Limit exists or not? $\lim \limits_{n \to\infty}\ \left[n-\frac{n}{e}\left(1+\frac{1}{n}\right)^n\right] $
Note that we can write
$$\begin{align} n-\frac ne\left(1+\frac1n\right)^n&=n-\frac ne e^{n\log\left(1+\frac1n\right)}\\\\ &=n-\frac ne e^{n\left(\frac1n -\frac{1}{2n^2}+O\left(\frac{1}{n^3}\right)\right)}\\\\ &=n-n\left(1-\frac{1}{2n}+O\left(\frac{1}{n^2}\right)\right) \\\\ &=\frac12+O\left(\frac1n\right) \end{align}$$
This is very similar to Dr. MV's answer using a slightly different approach.

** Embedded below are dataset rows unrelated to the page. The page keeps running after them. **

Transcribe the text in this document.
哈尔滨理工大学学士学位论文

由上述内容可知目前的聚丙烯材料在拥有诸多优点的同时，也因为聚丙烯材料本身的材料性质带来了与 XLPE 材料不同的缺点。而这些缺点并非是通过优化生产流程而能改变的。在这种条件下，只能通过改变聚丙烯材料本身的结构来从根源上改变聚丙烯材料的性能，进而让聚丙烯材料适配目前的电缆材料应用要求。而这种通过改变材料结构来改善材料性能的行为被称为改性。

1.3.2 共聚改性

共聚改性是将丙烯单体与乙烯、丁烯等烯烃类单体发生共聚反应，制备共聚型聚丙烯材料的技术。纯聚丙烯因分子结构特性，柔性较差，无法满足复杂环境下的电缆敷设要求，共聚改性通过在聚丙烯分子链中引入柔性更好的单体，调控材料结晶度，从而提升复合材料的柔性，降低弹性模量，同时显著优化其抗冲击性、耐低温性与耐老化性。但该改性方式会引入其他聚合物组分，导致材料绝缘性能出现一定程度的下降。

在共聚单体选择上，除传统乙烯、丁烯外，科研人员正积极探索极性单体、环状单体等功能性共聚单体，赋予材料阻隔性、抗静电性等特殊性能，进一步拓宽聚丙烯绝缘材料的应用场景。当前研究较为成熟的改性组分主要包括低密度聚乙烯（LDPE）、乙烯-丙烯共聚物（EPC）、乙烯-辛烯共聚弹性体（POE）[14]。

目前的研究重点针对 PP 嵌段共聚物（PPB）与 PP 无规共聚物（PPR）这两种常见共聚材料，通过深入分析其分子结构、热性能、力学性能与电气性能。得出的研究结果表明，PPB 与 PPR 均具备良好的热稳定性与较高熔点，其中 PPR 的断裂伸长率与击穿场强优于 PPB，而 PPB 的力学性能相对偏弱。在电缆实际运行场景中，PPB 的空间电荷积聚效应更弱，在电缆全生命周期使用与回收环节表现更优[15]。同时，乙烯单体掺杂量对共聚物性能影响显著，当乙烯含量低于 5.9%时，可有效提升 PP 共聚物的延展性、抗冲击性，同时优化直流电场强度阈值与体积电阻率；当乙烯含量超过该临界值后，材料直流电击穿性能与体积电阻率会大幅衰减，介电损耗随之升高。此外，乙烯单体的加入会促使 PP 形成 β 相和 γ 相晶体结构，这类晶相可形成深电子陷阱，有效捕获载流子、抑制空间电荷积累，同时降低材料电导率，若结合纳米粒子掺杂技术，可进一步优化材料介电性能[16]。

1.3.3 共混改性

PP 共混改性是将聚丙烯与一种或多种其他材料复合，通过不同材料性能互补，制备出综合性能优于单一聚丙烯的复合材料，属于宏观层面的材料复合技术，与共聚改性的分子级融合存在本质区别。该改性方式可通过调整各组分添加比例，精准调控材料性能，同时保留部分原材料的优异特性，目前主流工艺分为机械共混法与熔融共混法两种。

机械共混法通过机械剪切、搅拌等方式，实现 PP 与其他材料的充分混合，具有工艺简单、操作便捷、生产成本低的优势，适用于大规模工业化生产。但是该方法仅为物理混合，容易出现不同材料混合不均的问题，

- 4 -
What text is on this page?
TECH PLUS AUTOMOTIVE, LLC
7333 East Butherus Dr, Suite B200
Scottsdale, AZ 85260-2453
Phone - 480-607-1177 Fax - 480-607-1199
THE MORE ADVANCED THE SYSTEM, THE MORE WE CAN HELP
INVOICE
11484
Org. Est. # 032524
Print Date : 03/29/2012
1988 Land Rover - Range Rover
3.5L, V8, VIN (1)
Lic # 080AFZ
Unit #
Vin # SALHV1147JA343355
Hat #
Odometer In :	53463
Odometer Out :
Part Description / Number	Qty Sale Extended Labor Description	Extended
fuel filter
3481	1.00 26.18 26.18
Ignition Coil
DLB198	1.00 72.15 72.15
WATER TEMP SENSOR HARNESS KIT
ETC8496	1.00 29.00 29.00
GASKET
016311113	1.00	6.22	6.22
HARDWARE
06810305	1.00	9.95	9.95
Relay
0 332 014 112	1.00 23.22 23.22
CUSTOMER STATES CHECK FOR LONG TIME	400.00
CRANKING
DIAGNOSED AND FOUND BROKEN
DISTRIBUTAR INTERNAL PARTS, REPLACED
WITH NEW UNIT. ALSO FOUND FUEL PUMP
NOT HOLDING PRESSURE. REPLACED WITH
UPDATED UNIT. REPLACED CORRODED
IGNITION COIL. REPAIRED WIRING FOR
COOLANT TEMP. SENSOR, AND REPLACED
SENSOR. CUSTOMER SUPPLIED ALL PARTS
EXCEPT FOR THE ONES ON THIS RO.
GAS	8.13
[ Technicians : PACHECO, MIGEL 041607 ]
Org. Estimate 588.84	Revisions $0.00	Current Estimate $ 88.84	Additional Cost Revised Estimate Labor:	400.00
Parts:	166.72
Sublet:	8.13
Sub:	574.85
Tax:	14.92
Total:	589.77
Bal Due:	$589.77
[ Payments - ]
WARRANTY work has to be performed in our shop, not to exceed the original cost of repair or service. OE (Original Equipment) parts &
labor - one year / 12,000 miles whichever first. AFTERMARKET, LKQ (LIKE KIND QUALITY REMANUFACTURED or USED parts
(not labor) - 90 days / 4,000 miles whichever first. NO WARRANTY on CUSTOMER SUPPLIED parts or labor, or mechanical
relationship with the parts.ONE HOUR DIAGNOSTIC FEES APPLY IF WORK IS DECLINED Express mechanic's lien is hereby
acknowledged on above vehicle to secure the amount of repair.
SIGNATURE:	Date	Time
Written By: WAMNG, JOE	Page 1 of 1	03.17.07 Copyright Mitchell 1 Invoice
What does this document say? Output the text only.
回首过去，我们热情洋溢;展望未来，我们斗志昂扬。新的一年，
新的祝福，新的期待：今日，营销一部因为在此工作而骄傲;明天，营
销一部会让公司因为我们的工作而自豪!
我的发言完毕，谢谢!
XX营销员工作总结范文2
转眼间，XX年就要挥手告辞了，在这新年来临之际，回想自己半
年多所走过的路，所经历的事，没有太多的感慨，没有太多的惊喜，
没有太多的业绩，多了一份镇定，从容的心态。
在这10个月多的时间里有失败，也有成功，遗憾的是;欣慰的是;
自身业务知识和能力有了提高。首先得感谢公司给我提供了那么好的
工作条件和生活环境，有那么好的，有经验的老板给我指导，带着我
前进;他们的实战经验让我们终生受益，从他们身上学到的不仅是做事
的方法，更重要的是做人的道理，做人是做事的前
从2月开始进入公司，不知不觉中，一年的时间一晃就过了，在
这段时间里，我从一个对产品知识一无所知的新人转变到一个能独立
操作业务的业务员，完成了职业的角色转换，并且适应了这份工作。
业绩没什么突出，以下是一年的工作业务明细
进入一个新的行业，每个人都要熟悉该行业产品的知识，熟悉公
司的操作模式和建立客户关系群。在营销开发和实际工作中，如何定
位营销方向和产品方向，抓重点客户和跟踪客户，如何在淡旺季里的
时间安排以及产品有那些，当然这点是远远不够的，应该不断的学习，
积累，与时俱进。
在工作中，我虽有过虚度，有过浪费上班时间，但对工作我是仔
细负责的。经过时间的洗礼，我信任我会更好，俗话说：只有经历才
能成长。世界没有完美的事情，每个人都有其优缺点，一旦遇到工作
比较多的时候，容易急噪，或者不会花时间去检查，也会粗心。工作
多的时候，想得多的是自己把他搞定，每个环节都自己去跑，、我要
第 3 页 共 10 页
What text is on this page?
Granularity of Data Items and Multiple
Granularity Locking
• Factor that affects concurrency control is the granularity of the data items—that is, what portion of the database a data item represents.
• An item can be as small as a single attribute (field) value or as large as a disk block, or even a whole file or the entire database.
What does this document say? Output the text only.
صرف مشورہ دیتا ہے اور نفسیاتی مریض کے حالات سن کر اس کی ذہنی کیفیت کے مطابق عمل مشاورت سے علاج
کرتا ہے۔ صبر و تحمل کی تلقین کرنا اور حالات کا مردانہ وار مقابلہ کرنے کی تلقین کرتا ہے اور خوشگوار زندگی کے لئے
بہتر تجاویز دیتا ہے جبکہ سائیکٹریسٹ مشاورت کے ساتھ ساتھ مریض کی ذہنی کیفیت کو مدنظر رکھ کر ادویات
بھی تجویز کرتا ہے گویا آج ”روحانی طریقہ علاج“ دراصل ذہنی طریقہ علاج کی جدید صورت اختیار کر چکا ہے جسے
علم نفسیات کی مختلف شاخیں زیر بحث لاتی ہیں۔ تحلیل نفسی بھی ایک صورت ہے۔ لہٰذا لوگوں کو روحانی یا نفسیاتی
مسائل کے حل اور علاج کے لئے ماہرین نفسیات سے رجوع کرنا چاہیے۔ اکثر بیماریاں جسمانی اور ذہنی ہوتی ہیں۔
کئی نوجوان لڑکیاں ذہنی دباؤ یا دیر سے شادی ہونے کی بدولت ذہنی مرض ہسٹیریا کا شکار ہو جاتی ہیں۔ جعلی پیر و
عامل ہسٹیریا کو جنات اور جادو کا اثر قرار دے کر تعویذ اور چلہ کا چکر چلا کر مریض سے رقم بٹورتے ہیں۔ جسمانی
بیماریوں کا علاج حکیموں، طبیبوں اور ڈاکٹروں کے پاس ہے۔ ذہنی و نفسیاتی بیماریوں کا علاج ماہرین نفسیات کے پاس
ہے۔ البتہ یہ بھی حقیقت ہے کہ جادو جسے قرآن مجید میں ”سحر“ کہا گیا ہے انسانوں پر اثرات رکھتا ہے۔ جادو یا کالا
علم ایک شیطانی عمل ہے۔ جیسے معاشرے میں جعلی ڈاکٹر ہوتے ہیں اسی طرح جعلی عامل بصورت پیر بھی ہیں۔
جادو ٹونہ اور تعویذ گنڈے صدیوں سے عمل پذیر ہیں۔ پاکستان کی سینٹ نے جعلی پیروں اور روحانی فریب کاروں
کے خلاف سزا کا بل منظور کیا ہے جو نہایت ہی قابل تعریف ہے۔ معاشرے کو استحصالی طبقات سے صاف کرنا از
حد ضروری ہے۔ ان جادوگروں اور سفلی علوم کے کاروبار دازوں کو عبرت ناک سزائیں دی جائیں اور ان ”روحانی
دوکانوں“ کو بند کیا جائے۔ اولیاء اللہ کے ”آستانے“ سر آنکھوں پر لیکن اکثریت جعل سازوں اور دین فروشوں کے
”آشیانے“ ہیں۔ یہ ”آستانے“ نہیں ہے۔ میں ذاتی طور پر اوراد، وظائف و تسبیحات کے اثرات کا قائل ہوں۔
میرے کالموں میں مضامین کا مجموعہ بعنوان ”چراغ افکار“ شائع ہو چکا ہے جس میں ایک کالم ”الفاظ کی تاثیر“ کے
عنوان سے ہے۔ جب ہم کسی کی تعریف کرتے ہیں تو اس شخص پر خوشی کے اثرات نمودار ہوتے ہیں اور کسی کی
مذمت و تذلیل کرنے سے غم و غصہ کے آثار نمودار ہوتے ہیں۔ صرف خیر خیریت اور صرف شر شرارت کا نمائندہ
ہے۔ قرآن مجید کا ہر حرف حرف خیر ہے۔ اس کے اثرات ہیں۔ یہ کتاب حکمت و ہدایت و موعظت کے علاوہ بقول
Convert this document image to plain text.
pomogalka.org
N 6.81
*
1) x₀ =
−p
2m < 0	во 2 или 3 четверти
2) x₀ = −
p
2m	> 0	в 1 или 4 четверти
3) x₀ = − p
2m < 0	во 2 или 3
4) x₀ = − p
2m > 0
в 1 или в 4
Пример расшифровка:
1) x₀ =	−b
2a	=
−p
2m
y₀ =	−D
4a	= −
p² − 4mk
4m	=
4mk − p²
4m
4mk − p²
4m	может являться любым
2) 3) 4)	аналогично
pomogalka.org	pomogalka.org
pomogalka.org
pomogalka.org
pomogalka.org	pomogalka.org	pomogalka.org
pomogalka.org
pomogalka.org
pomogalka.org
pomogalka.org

Considering $$A_n=n-\frac{n}{e}\left(1+\frac{1}{n}\right)^n$$ Let us first look at $$B_n=\left(1+\frac{1}{n}\right)^n$$ Take the logarithm $$\log(B_n)=n\log\left(1+\frac{1}{n}\right)$$ Since $n$ is large, use Taylor for $\log(1+x)$ when $x$ is small and replace $x$ by $\frac 1n$. So, you have $$\log(B_n)=n\Big(\frac{1}{n}-\frac{1}{2 n^2}+\frac{1}{3 n^3}+O\left(\frac{1}{n^4}\right)\Big)=1-\frac{1}{2 n}+\frac{1}{3 n^2}+O\left(\frac{1}{n^3}\right)$$ Now $$B_n=e^{\log(B_n)}=e-\frac{e}{2 n}+\frac{11 e}{24 n^2}+O\left(\frac{1}{n^3}\right)$$ Back to $A_n$ $$A_n=n-\frac n e\Big(e-\frac{e}{2 n}+\frac{11 e}{24 n^2}+O\left(\frac{1}{n^3}\right) \Big)=\frac{1}{2}-\frac{11}{24 n}+O\left(\frac{1}{n^2}\right)$$ which shows the limit and also how it is approached.
For illustration purposes, using $n=10$, $A_n\approx 0.458155$ while the above formula gives $\frac{109}{240}\approx 0.454167$.